Healing classes still exist in the game, though they're more hybridized than in previous editions. All of the healer classes can be built in ways such that they can do reasonable damage, or buff the party's attacks and defenses on top of the extra healing they bring. They bring the extra healing in two primary ways: by letting other people use healing surges in combat and by making those healing surges better.

Normally each person can only heal themselves once per fight, and it costs them a standard action to do so. Standard actions are pretty good and in a vacuum are way better than healing for 25% of your health. You'll use it in a pinch or if you really have nothing better to do but you're rarely happy about it. Healers can spend minor actions to let other people heal themselves with their healing surges. The healer still gets their standard action too so the party isn't losing out on damage done in this process. The healer can also hit the same person multiple times so if the enemies are threatening to spike someone down they can deal with it.

Perhaps more importantly the healer modifies the amount of healing done. This varies from class to class. I'm playing a shaman, and the basic idea is my minor action heal (which can be used twice per fight) heals a second target as well. Clerics make the heal a lot bigger on the one target. I'm not really sure what other healers do, exactly, but I'm pretty sure they all do something. This can actually be a huge difference in the amount healed compared to someone just spending their surge themselves.

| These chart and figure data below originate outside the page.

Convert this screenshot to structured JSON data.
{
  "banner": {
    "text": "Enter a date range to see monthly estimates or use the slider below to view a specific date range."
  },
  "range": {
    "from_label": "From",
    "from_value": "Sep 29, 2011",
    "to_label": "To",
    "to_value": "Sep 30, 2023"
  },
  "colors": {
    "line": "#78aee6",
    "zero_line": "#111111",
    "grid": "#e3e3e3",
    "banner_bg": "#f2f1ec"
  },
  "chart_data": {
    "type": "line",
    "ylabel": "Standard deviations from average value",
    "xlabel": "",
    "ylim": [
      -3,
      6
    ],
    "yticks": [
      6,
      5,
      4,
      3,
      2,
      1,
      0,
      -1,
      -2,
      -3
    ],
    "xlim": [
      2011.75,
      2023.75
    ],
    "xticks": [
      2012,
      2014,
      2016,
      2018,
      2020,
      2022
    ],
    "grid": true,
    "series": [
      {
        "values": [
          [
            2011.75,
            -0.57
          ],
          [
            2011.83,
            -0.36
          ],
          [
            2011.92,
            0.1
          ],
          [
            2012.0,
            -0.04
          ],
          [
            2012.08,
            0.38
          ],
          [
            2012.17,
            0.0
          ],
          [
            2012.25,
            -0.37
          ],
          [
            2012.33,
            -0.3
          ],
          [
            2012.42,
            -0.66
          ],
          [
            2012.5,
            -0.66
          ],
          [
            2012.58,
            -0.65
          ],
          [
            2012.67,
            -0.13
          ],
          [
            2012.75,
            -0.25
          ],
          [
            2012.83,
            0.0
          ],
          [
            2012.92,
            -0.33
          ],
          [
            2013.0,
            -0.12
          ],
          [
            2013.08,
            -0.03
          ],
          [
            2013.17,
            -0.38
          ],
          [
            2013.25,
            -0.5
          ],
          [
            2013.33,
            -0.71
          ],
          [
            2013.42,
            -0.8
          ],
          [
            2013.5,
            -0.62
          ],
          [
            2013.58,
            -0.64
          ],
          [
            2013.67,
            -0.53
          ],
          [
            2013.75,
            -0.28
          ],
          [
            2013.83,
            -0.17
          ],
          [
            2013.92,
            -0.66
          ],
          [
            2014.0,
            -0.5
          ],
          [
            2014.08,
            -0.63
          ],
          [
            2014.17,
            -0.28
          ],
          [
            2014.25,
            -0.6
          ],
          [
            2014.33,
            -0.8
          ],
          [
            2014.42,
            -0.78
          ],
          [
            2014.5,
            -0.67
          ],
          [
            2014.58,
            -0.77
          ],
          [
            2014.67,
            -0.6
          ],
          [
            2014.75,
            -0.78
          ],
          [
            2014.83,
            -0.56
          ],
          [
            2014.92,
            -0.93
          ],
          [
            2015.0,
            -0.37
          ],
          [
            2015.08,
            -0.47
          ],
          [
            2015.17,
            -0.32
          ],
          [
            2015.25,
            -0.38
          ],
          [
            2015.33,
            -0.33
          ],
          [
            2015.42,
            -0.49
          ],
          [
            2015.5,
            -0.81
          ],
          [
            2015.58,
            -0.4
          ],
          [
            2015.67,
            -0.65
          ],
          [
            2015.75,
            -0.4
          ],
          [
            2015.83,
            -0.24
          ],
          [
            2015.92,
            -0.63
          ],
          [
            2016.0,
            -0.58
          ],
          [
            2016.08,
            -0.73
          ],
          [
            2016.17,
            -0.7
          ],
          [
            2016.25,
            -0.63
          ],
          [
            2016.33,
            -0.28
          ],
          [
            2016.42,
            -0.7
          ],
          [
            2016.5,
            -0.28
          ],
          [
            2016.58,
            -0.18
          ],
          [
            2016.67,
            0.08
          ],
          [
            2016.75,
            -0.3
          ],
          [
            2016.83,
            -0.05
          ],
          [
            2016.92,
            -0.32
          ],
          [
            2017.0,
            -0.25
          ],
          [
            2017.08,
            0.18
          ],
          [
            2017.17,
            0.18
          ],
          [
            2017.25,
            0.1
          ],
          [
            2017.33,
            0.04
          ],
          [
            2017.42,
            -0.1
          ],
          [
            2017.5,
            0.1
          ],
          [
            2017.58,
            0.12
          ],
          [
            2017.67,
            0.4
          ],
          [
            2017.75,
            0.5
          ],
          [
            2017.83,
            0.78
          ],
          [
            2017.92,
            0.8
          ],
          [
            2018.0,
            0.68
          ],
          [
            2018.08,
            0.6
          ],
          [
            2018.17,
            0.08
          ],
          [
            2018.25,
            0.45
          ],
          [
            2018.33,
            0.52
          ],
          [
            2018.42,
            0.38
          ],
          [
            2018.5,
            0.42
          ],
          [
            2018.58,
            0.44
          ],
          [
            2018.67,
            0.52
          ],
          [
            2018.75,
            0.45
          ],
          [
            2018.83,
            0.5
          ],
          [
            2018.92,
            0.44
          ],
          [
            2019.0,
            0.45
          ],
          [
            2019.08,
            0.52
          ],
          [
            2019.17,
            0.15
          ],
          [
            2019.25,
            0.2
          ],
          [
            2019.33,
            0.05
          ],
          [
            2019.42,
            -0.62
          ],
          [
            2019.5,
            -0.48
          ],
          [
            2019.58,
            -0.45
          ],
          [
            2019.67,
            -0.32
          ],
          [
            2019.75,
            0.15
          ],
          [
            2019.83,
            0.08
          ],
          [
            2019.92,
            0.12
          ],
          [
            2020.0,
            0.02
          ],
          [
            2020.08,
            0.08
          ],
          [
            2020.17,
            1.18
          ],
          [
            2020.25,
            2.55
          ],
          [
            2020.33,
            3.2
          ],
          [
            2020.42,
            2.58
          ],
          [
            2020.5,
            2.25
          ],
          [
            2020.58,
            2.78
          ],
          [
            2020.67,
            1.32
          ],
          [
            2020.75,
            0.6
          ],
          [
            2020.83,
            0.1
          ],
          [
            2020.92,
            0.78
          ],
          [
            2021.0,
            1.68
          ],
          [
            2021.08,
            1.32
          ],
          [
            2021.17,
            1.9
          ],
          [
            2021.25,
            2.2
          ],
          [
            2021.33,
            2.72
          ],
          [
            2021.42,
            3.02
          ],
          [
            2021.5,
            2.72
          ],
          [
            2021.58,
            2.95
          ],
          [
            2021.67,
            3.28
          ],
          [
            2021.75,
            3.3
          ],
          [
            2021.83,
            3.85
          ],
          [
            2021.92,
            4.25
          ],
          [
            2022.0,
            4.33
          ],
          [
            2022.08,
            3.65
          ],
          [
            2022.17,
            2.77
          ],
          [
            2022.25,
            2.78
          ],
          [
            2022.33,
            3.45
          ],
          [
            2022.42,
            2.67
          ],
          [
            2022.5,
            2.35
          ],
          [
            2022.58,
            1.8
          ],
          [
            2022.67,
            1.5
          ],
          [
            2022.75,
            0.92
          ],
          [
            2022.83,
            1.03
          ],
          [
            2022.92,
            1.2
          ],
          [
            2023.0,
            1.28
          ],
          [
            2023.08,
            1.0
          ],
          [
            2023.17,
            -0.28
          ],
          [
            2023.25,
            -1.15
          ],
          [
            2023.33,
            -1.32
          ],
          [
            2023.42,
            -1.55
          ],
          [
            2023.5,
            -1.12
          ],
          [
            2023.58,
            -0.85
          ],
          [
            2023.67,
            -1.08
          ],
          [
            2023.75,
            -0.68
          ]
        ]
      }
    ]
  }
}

As an example Aidan is playing a rogue and has 37 maximum health. His surge would heal himself for 9, though we found a magic item which raises everyone's number by 1 if they stand near Sky. So, he can spend a standard action to heal himself for 10. Or he could almost certainly hit an enemy for 20ish damage with that action instead. I took a bunch of healing related feats and items, so if I make him spend a surge instead with my healing spirit spell he's actually heal for 9+1(Sky's belt)+1(my neck)+5(my wisdom) or 16. Also, someone else would get an extra d6+1 healing which averages to 4.5. Also, everyone standing beside my pet (guaranteed to be at least one person and often 2 or 3) gets an extra 5 temporary health which will get damaged first if they get attacked. So all told we can either heal for 10 as a standard action or for ~30.5 as a minor action. It's not all in one spot and I have to modify my whole turn to position my pet properly but I get thrice the effect and still get to keep my standard action. So, yeah, healers may not be mandatory to play the game anymore but they're still pretty mandatory for being awesome.

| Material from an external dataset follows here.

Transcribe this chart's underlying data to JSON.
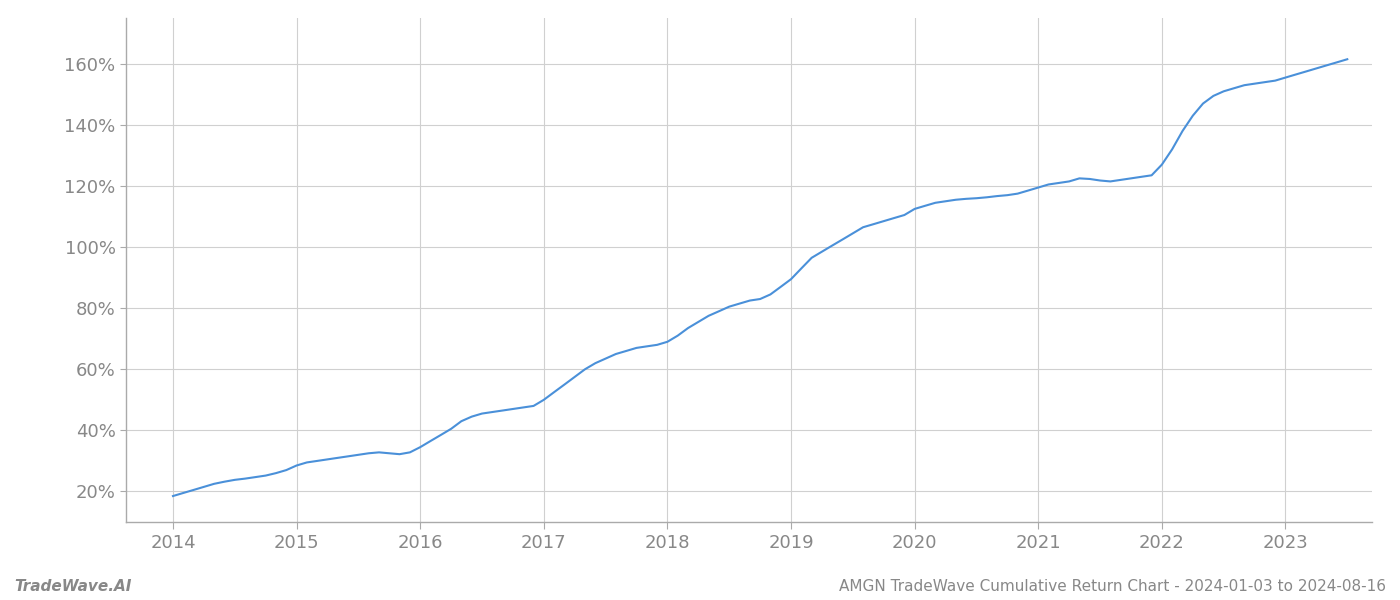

What I want to look into, however, is how to heal up after a fight. In this case temporary hit points don't help at all and we have to commit to standing around for 5 minutes if we want to recharge my healing spells. If we're not willing to do so then healing up becomes easy... Everyone uses surges to get near full and we move on with our lives. The tricky part comes when we're willing to wait a little bit. Now I can actually heal people without costing them surges (I can land the d6+1 where I want) and surges are worth x+7 instead of x+1. The x varies from person to person, so I should try to have the person with the biggest number spend their surges and spill over to the people with the lowest number. I also want to try to bring people as close to full as I can so I don't waste the d6s or the surges. It turns out there's a feat which makes all out of combat healing dice roll maximum and I may want that feat at some point just to make the process deterministic! For now it seems like the right idea most of the time will just be to make Sky spend his surges and try to spill into Aidan since Sky heals for much more per surge (and has more surges) and Aidan has the least of both. Thinking about it a lot is unlikely to really help while I'm rolling dice. I should probably work out how many x+7s it will take to heal everyone and then see how much healing each person would need from d6+1s in order to need one fewer x+7.